For artist Marlene Lowden, what started out as a simple art-class assignment quickly blossomed into a project of exploration and discovery.

“I usually paint really large abstract oil, so I chose a sketchbook and a pencil and I started using blind contour drawing,” said Lowden.

Blind contour drawing involves looking at the object an artist intends to draw, but not looking at the paper or pencil. A lover of art history, Lowden also began studying famous artists as part of her side project. That soon turned to studying famous Canadian artists, and very quickly after switched to a focus on Canadian female artists.

“I realized I didn’t know any famous female Canadian artists. I could name Emily Carr and then Maud Lewis, because of the movie that came out a few years ago,” said Lowden. “I realized I didn’t know the womens’ shoulders I was standing on.”

She began collecting information and writing biographies on the female artist she was discovering and blogging about her findings. She started turning sketches into oil on canvas, with a blind contour understudy. It was an organic, unplanned process, said Lowden,

“It was just one painting after another and they started speaking to each other and I realized I have a body of work,” she said. “I start to get teary eyed when I start to talk about these people because I have been working with their pieces and studying them for a couple of years now.”

GASP connects youth to nature, art

Grade 10 student Ava Keerak took part in the Glacier Adventure Stewardship Program.
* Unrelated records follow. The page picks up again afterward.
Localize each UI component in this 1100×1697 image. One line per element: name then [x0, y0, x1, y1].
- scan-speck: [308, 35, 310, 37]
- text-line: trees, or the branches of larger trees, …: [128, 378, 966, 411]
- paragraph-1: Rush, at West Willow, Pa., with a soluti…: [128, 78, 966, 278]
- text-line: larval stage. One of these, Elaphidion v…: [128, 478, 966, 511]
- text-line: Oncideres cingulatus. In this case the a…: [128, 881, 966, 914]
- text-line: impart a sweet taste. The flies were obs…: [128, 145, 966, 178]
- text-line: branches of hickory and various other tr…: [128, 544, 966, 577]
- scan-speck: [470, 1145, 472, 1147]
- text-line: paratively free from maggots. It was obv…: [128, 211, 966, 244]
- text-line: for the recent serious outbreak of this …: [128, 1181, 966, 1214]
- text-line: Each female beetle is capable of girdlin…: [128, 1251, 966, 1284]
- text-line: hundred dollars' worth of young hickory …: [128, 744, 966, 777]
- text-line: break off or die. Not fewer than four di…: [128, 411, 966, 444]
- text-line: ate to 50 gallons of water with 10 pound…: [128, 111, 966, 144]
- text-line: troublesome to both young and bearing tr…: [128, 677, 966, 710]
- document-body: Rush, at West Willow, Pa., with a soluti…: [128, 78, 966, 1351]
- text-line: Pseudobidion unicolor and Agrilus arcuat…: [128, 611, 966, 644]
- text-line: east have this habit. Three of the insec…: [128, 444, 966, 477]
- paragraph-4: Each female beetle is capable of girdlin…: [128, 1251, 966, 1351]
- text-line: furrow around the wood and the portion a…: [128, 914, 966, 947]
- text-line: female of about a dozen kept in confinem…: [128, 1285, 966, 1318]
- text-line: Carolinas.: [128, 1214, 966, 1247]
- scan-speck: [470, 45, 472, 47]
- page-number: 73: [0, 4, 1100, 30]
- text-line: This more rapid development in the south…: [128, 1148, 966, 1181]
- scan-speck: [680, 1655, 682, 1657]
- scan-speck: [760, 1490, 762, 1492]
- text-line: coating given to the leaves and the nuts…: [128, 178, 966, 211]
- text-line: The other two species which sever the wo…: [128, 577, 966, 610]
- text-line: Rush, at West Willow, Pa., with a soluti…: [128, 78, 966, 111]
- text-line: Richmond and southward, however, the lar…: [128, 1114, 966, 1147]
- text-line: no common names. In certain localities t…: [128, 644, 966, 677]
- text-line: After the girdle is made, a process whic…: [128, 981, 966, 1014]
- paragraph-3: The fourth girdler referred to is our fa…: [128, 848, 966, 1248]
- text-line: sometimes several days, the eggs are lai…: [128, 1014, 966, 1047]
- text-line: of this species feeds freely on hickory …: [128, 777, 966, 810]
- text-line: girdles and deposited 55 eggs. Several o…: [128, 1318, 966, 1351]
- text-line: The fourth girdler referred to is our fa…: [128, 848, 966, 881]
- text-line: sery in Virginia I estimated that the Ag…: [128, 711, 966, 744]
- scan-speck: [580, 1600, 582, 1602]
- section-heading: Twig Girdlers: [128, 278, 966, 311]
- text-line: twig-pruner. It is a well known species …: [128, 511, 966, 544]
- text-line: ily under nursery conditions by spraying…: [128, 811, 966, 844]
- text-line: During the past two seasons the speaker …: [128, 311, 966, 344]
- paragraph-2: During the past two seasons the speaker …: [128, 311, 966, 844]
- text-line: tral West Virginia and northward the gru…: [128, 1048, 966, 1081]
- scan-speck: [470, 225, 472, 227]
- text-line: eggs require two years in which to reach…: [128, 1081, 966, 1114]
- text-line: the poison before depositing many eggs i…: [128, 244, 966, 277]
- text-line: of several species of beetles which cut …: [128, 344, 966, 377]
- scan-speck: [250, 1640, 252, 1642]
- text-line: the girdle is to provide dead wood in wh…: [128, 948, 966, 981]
Photo: Melissa Jameson/Revelstoke Mountaineer.

Youth from Revelstoke and Golden had a chance to connect with nature and learn photography skills through the Glacier Adventure Stewardship Program.
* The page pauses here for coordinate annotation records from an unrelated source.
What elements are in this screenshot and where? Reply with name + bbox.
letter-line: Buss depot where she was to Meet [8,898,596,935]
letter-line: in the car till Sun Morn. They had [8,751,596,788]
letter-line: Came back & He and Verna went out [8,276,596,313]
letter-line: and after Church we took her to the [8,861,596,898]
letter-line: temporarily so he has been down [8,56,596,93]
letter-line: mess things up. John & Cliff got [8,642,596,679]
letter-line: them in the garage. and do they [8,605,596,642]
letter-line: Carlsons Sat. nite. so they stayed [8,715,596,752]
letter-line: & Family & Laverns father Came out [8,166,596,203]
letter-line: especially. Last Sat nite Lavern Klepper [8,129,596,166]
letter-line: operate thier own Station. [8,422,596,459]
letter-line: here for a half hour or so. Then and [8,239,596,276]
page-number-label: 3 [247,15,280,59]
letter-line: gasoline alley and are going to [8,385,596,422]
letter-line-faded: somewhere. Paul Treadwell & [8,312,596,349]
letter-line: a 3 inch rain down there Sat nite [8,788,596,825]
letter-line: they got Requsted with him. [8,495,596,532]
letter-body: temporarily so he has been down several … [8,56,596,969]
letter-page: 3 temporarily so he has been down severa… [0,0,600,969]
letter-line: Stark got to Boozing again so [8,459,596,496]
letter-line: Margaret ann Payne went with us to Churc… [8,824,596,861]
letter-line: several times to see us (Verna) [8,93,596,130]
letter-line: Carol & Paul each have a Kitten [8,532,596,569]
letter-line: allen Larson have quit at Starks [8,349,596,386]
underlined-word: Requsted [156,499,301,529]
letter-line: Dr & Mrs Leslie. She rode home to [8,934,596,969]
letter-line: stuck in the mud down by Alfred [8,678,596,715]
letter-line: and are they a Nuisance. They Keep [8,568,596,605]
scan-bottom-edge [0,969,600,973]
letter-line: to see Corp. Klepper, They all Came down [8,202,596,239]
Run annually, GASP provides youths in Grades 9 and 10 a chance to learn about the environment and gain backcountry skills while also practicing photography. This year the 12 participants spent one night at the Asulkan Hut and one night at the Wheeler Hut.

Ava Keerak, a Grade 10 student at Revelstoke Secondary School described the experience as surreal.

“It was just fun to record what everything looked like, because I didn’t want to forget,” she said.

This year the photos were edited by Grade 12 student Nolan Gale. Gale first participated in GASP as a student in Grade 10, then returned as a student leader in Grade 11. During his first year participating Gale had just begun exploring photography, but over the past few years has strengthened his photography skills. While editing the project this year was challenging, Gale said he was happy to be a part of it.

“You get to see the photos everyone’s taking and try to make a nice exhibit. It’s not really something I’ve ever done before,” he said.

Participants in this year’s GASP exhibit are Nolan Gale, Devyn Gale, Kolibri Drobish, Cedar Cameron-Harding, Ava Keerak, Alyssa Bollefer, Hazen Lambert, Megan Babak, Sonia Rosenberger, Bryce Golovach, Noah Babak and William Cooper.

Blind Contour Homage Series and GASP–Glacier Adventure Stewardship Program are on display at the Revelstoke Visual Arts Centre until Nov. 22. The Revelstoke Visual Arts Centre is located at 320 Wilson Street and is open Tuesday to Saturday from 12 p.m. to 4 p.m.